Reste l'attitude intelligente face au problème : celle qui consiste à essayer, non seulement de « comprendre » (en se plaçant à un point de vue supérieur et dédaigneux, celui de l'homme sain qui visite, en se tenant à distance, un ami atteint d'une maladie dégoutante, ou du businessman prospère qui se penche, avec un peu de condescendance, sur le sort des classes pauvres), mais de « sympathiser ».

Cette attitude est rare parmi les auteurs de romans policiers ; je ne m'étonne pas que ce soit en France, précisément, que nous la trouvions, car, quoi qu'on en dise, les Français sont, au fond, extrêmement libéraux en matière de mœurs et sont prêts à tout admettre lorsqu'on leur explique les choses avec le tact voulu.

C'est l'excellent romancier qu'est Maurice-Bernard Endrèbe qui illustre le mieux ce point de vue. Serge Talbot l'a signalé ici, à propos de Elvire à la tour monte (dans Arcadie, n°24, octobre 1956, p. 64). Elvire à la tour monte a été publiée en 1956 aux Presses de la Cité, collection Un Mystère), dont un des héros est le metteur en scène Ange-Marie, sorte de réplique baguée et emperlée du marquis de Cuevas – fort sympathique au demeurant – et l'un des personnages une lesbienne pathétique nommée Maxime.

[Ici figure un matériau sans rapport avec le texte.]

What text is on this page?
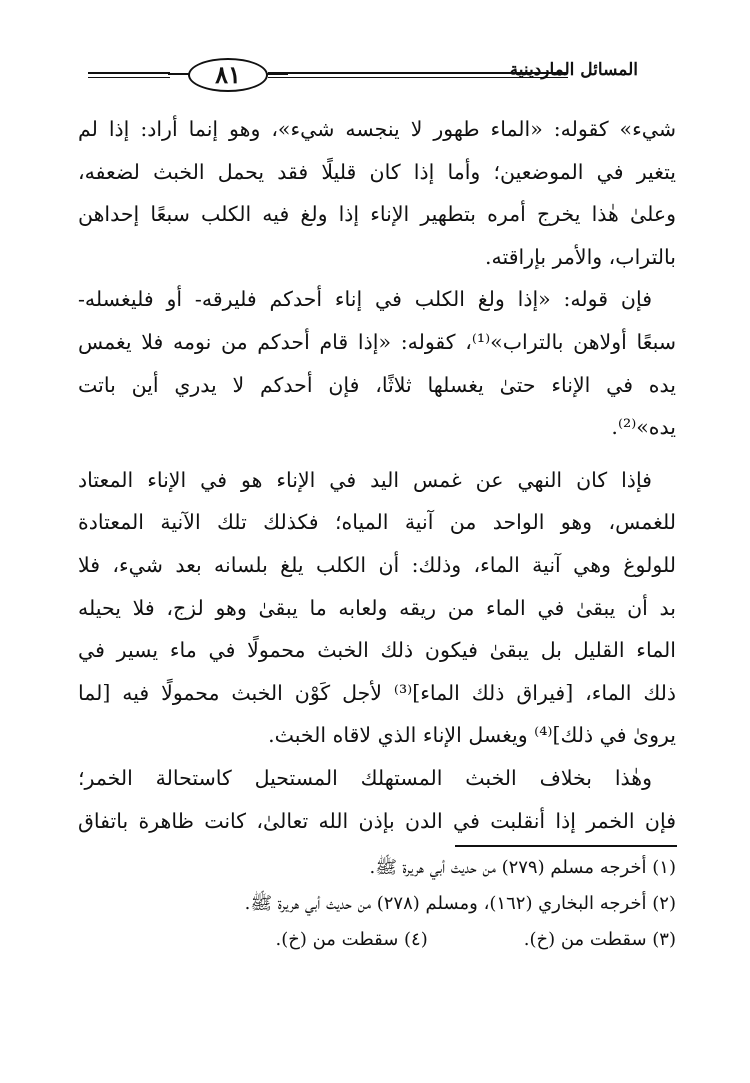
٨١	المسائل الماردينية
شيء» كقوله: «الماء طهور لا ينجسه شيء»، وهو إنما أراد: إذا لم
يتغير في الموضعين؛ وأما إذا كان قليلًا فقد يحمل الخبث لضعفه،
وعلىٰ هٰذا يخرج أمره بتطهير الإناء إذا ولغ فيه الكلب سبعًا إحداهن
بالتراب، والأمر بإراقته.
فإن قوله: «إذا ولغ الكلب في إناء أحدكم فليرقه- أو فليغسله-
سبعًا أولاهن بالتراب»⁽¹⁾، كقوله: «إذا قام أحدكم من نومه فلا يغمس
يده في الإناء حتىٰ يغسلها ثلاثًا، فإن أحدكم لا يدري أين باتت
يده»⁽²⁾.
فإذا كان النهي عن غمس اليد في الإناء هو في الإناء المعتاد
للغمس، وهو الواحد من آنية المياه؛ فكذلك تلك الآنية المعتادة
للولوغ وهي آنية الماء، وذلك: أن الكلب يلغ بلسانه بعد شيء، فلا
بد أن يبقىٰ في الماء من ريقه ولعابه ما يبقىٰ وهو لزج، فلا يحيله
الماء القليل بل يبقىٰ فيكون ذلك الخبث محمولًا في ماء يسير في
ذلك الماء، [فيراق ذلك الماء]⁽³⁾ لأجل كَوْن الخبث محمولًا فيه [لما
يروىٰ في ذلك]⁽⁴⁾ ويغسل الإناء الذي لاقاه الخبث.
وهٰذا بخلاف الخبث المستهلك المستحيل كاستحالة الخمر؛
فإن الخمر إذا أنقلبت في الدن بإذن الله تعالىٰ، كانت ظاهرة باتفاق
(١) أخرجه مسلم (٢٧٩) من حديث أبي هريرة ﷺ.
(٢) أخرجه البخاري (١٦٢)، ومسلم (٢٧٨) من حديث أبي هريرة ﷺ.
(٣) سقطت من (خ).(٤) سقطت من (خ).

Le même Endrèbe, dans un de ses premiers romans, Danger intime (éditions du Portulan, collection La Mauvaise Chance, 1948), avait abordé déjà ce sujet avec une franchise exemplaire, à propos du jeune et beau Stuart Murry, accusé d'avoir tenté d'assassiner son tuteur Philip Glenton. Le vieux Deryck Chester répond à l'inspecteur de Scotland Yard :

— Ce n'est pas à une impossibilité de cet ordre (une impossibilité matérielle) que je fais allusion.

— A quoi, alors ?

— Je veux parler d'une impossibilité morale et non matérielle.

— Mais expliquez-vous, que diable !

La cicatrice de Chester parut s'empourprer... il regarda fixement un dessin du tapis :

— Je sais bien que Dieu a créé tous les hommes comme ils sont, et que de nos jours les psychiatres...

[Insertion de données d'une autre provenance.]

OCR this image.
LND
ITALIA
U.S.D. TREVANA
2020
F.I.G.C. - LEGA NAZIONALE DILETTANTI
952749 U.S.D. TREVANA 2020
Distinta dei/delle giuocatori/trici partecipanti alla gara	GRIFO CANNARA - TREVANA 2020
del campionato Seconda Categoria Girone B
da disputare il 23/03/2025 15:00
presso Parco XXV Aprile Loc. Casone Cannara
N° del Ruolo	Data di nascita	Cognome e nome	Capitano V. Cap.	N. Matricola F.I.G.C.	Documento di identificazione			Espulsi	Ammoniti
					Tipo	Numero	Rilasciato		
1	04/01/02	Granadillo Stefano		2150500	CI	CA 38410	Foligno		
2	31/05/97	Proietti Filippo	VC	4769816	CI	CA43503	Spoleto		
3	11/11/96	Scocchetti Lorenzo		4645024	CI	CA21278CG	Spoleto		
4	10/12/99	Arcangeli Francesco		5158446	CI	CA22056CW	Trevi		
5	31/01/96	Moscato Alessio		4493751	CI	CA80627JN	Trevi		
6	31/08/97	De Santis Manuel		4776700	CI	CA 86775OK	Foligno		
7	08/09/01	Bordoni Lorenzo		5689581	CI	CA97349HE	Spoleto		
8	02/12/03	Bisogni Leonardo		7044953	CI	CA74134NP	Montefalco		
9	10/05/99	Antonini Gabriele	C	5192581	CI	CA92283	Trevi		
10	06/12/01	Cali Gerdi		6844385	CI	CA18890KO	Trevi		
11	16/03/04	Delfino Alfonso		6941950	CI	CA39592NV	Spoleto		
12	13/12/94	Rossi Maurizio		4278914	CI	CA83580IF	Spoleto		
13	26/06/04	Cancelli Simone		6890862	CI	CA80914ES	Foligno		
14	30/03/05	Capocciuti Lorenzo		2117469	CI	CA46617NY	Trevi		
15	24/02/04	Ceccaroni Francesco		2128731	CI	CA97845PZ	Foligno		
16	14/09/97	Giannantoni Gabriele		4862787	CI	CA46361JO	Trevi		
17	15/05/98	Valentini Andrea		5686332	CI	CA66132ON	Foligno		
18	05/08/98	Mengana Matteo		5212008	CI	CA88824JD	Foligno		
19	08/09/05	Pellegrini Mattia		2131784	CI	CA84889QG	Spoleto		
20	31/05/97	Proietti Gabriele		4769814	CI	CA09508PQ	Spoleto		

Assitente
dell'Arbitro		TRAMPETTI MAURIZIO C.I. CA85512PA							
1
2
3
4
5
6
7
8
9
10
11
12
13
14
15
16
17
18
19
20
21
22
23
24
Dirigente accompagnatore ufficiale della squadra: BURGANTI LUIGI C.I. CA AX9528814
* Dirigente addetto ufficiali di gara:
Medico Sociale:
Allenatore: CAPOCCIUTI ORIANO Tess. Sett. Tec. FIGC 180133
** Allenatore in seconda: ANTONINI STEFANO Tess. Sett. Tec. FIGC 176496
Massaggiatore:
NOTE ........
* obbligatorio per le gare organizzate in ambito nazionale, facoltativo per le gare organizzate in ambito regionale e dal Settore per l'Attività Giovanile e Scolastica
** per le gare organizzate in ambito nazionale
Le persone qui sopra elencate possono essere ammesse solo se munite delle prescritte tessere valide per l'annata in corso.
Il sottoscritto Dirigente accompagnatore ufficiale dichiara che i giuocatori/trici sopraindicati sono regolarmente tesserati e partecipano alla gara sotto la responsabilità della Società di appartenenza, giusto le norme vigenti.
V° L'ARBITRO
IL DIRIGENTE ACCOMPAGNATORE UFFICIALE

— Mais enfin, que voulez-vous dire ?

— Simplement ceci : ...il y a une chose que je suis sans doute le seul à avoir compris, peut-être parce que, moi aussi, j'ai aimé en vain : Stuart Murry n'a pas pu tenter d'empoisonner Lord Glenton car, s'il le fallait, Murry nous sacrifierait tous pour l'amour de Philip.

Cela, et la belle phrase d'Elvire à la tour monte, citée par Serge Talbot (« L'on naît noir, blanc, juif ou homosexuel, mais tous égaux devant Dieu »), c'est l'effort le plus méritoire que je connaisse pour mettre les lecteurs de romans policiers en face d'un problème douloureux et délicat, non pas en l'abordant sous un angle conformiste ou primaire, mais avec délicatesse et sensibilité. De telles phrases – et le succès grandissant des romans d'Endrèbe – donnent de l'espoir pour l'avenir.

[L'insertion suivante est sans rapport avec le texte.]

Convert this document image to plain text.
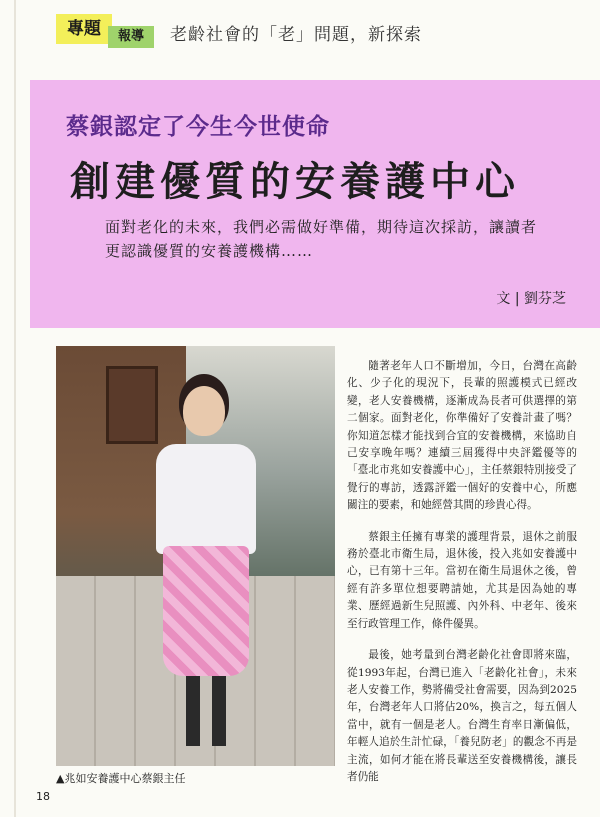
專題	報導	老齡社會的「老」問題，新探索
蔡銀認定了今生今世使命
創建優質的安養護中心
面對老化的未來，我們必需做好準備，期待這次採訪，讓讀者更認識優質的安養護機構……
文 | 劉芬芝
▲兆如安養護中心蔡銀主任

隨著老年人口不斷增加，今日，台灣在高齡化、少子化的現況下，長輩的照護模式已經改變，老人安養機構，逐漸成為長者可供選擇的第二個家。面對老化，你準備好了安養計畫了嗎？你知道怎樣才能找到合宜的安養機構，來協助自己安享晚年嗎？連續三屆獲得中央評鑑優等的「臺北市兆如安養護中心」，主任蔡銀特別接受了覺行的專訪，透露評鑑一個好的安養中心，所應關注的要素，和她經營其間的珍貴心得。

蔡銀主任擁有專業的護理背景，退休之前服務於臺北市衛生局，退休後，投入兆如安養護中心，已有第十三年。當初在衛生局退休之後，曾經有許多單位想要聘請她，尤其是因為她的專業、歷經過新生兒照護、內外科、中老年、後來至行政管理工作，條件優異。

最後，她考量到台灣老齡化社會即將來臨，從1993年起，台灣已進入「老齡化社會」，未來老人安養工作，勢將備受社會需要，因為到2025年，台灣老年人口將佔20%，換言之，每五個人當中，就有一個是老人。台灣生育率日漸偏低，年輕人追於生計忙碌，「養兒防老」的觀念不再是主流，如何才能在將長輩送至安養機構後，讓長者仍能

18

Devons-nous souhaiter voir paraître un roman policier où l'homosexualité ne serait plus seulement un élément extérieur, un « décor », un placage, un bibelot, mais la clef même de la psychologie du héros ? Je n'en suis pas certain, pour les raisons que j'ai exposées plus haut.

Mais je ne veux pas terminer cette brève étude sans rappeler le titre du meilleur « roman d'enquête » (je ne dis pas « roman policier », car il n'y a pas de police) que je connaisse, dont tout le déroulement soit conditionné par l'homosexualité de la victime – et de l'enquêteur – : Le cœur en exil de Rodney Garland. Mais nous en attendons toujours la traduction française... (Cf. Arcadie, n°11, novembre 1954, p. 42-46).

Note : Cet article ne constitue pas une étude exhaustive du sujet. Il n'est que le fruit de quelques lectures ; l'auteur serait reconnaissant à tous ses lecteurs de lui signaler les romans policiers traitant des thèmes « arcadiens » qu'il n'aurait pas cités ici.